When We Run Out of Wine

“The have no wine.” (John 2:3)

Last summer, I was driving with my parents to the gulf coast and listening on the radio to a homily that Pope Francis was preaching in Guayaquil, Ecuador.  The Mass was offered for families and the gospel that was proclaimed was the same that we just heard: the wedding at Cana.  The Holy Father focused on four simple words uttered by Mary: “they have no wine.”  St.

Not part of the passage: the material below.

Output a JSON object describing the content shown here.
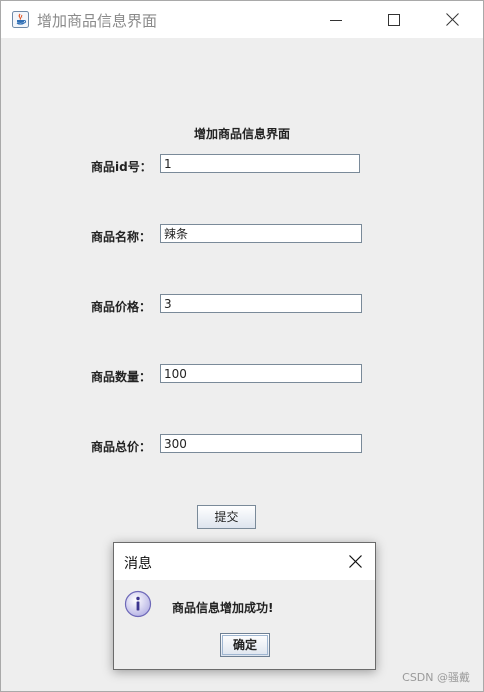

John makes special emphasis that “the mother of Jesus was there” as if to tell us that someone was watching over the wedding just like Mary watches over all of us, and she notices that there is no wine.  Pope Francis points out that “wine is a sign of happiness, love, and plenty.”  We all need this wine in our lives (I’m speaking figuratively about wine at this point and not literally).  Yet, how many of us lack this wine?  How many of our homes, of our families, of our young people, of our elderly lack this wine?  How many do not take part in the “wedding feasts” of our lives?  Mary goes to Jesus because she wants everyone to take part in this feast, and more importantly the wedding feast of her Son, and to drink the new wine of the kingdom.

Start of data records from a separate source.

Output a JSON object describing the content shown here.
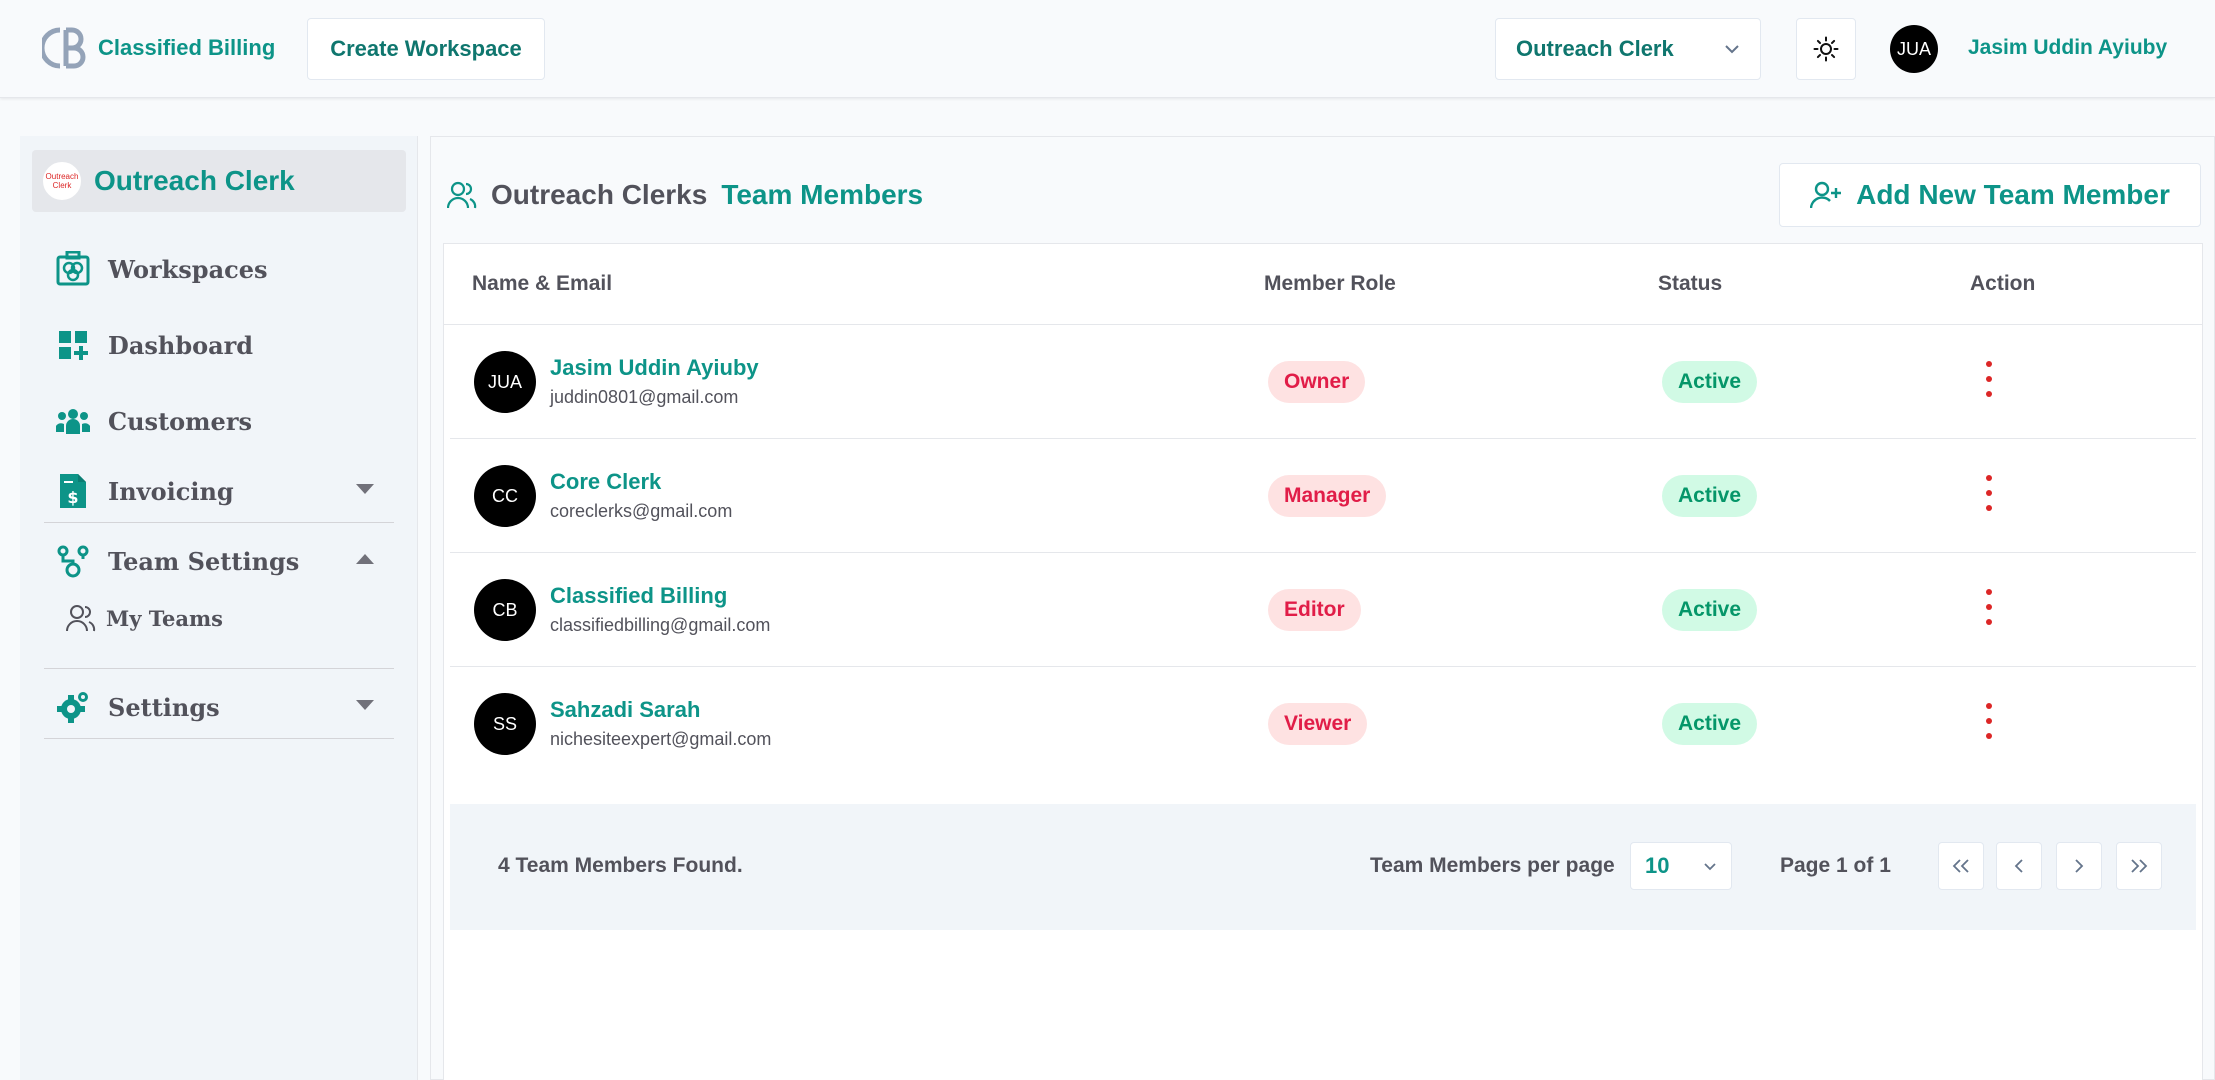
{
  "header": {
    "brand_name": "Classified Billing",
    "create_workspace_label": "Create Workspace",
    "workspace_select_value": "Outreach Clerk",
    "user_initials": "JUA",
    "user_name": "Jasim Uddin Ayiuby"
  },
  "sidebar": {
    "workspace_name": "Outreach Clerk",
    "workspace_logo_text": [
      "Outreach",
      "Clerk"
    ],
    "items": [
      {
        "label": "Workspaces",
        "icon": "workspaces-icon"
      },
      {
        "label": "Dashboard",
        "icon": "dashboard-icon"
      },
      {
        "label": "Customers",
        "icon": "customers-icon"
      },
      {
        "label": "Invoicing",
        "icon": "invoice-icon"
      },
      {
        "label": "Team Settings",
        "icon": "team-settings-icon"
      },
      {
        "label": "Settings",
        "icon": "settings-gear-icon"
      }
    ],
    "sub_items": [
      {
        "label": "My Teams",
        "icon": "users-icon"
      }
    ]
  },
  "main": {
    "title_prefix": "Outreach Clerks",
    "title_suffix": "Team Members",
    "add_button_label": "Add New Team Member",
    "columns": [
      "Name & Email",
      "Member Role",
      "Status",
      "Action"
    ],
    "members": [
      {
        "initials": "JUA",
        "name": "Jasim Uddin Ayiuby",
        "email": "juddin0801@gmail.com",
        "role": "Owner",
        "status": "Active"
      },
      {
        "initials": "CC",
        "name": "Core Clerk",
        "email": "coreclerks@gmail.com",
        "role": "Manager",
        "status": "Active"
      },
      {
        "initials": "CB",
        "name": "Classified Billing",
        "email": "classifiedbilling@gmail.com",
        "role": "Editor",
        "status": "Active"
      },
      {
        "initials": "SS",
        "name": "Sahzadi Sarah",
        "email": "nichesiteexpert@gmail.com",
        "role": "Viewer",
        "status": "Active"
      }
    ],
    "footer": {
      "found_text": "4 Team Members Found.",
      "per_page_label": "Team Members per page",
      "per_page_value": "10",
      "page_info": "Page 1 of 1"
    }
  },
  "colors": {
    "accent": "#0d9488",
    "role_bg": "#fee2e2",
    "role_text": "#e11d48",
    "status_bg": "#d1fae5",
    "status_text": "#059669",
    "kebab": "#dc2626"
  }
}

Now notice, the Holy Father says, the confidence in which Mary approaches her Son to make her request.  It is almost as if she is in prayer.  She doesn’t go to the steward as the servants do at the end, she goes straight to the source of life.  Jesus says his hour had not yet come, but the hour is hastened because how could Jesus turn down his mother’s confident request?  How often do we approach Jesus with a petition as Mary did with her confidence, with her humility, and with her love?  We need to approach prayer like this.  The Holy Father adds, “She teaches us to put our families in God’s hands; she teaches us to pray, to kindle the hope which shows us that our concerns are also God’s concerns.”

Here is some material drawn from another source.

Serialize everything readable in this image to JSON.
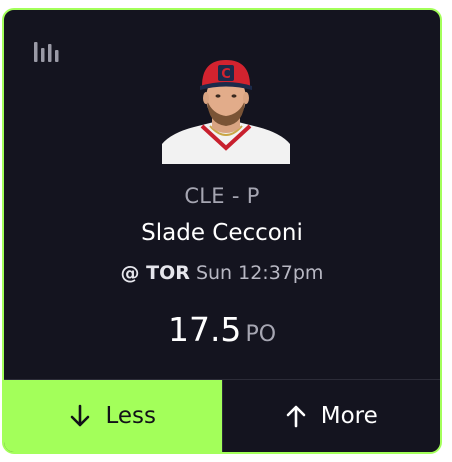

Then our Blessed Mother, without knowing what Jesus would do next, tells the servants to do whatever Jesus told them to do.  Mary wants us to trust in her Son.  She wants us to obey her Son because he will indeed address our concerns and call us to service as he did the servants in the gospel especially when there is a lack of wine in our families.  This is where Pope Francis turns his attention to the family: “Service is the sign of true love. Those who love know how to serve others. We learn this especially in the family, where we become servants out of love for one another. In the heart of the family, no one is rejected; all have the same value.”

And Pope Francis ties all of these ideas about the new wine and the family brilliantly towards the end of his homily: “In the family, and we are all witnesses of this, miracles are performed with what little we have, with what we are, with what is at hand… and many times, it is not ideal, it is not what we dreamt of, nor what “should have been”. There is one detail that makes us think: the new wine, that good wine mentioned by the steward at the wedding feast of Cana, came from the water jars, the jars used for ablutions, we might even say from the place where everyone had left their sins…it came from the “worst” because “where sin increased, grace abounded all the more” (Rom 5:20). In our own families and in the greater family to which we all belong, nothing is thrown away, nothing is useless.”

Mary helps us to make small miracles out of nothing through her blessed intercession.  We long for the new wine that comes from Jesus.  We long for happiness, love and plenty.  We long for families that are united to Christ and become models for society.  And even in the midst of despair, in the midst of a world that has no wine, Pope Francis promises that the best is yet to come because there will be new wine: “The best wine will come to those who today feel hopelessly lost. Say it to yourselves until you are convinced of it. Say it to yourselves, in your hearts: the best wine is yet to come. Whisper it to the hopeless and the loveless. Have patience, hope, and follow Mary’s example, pray, open your heart, because the best wine is yet to come. God always seeks out the peripheries, those who have run out of wine, those who drink only of discouragement. Jesus feels their weakness, in order to pour out the best wines for those who, for whatever reason, feel that all their jars have been broken.  As Mary bids us, let us “do what the Lord tells us”. Do what he tells you. And let us be thankful that in this, our time and our hour, the new wine, the finest wine, will make us recover the joy of families, the joy of living in a family.”


…and help us recover the joy of being a child of God!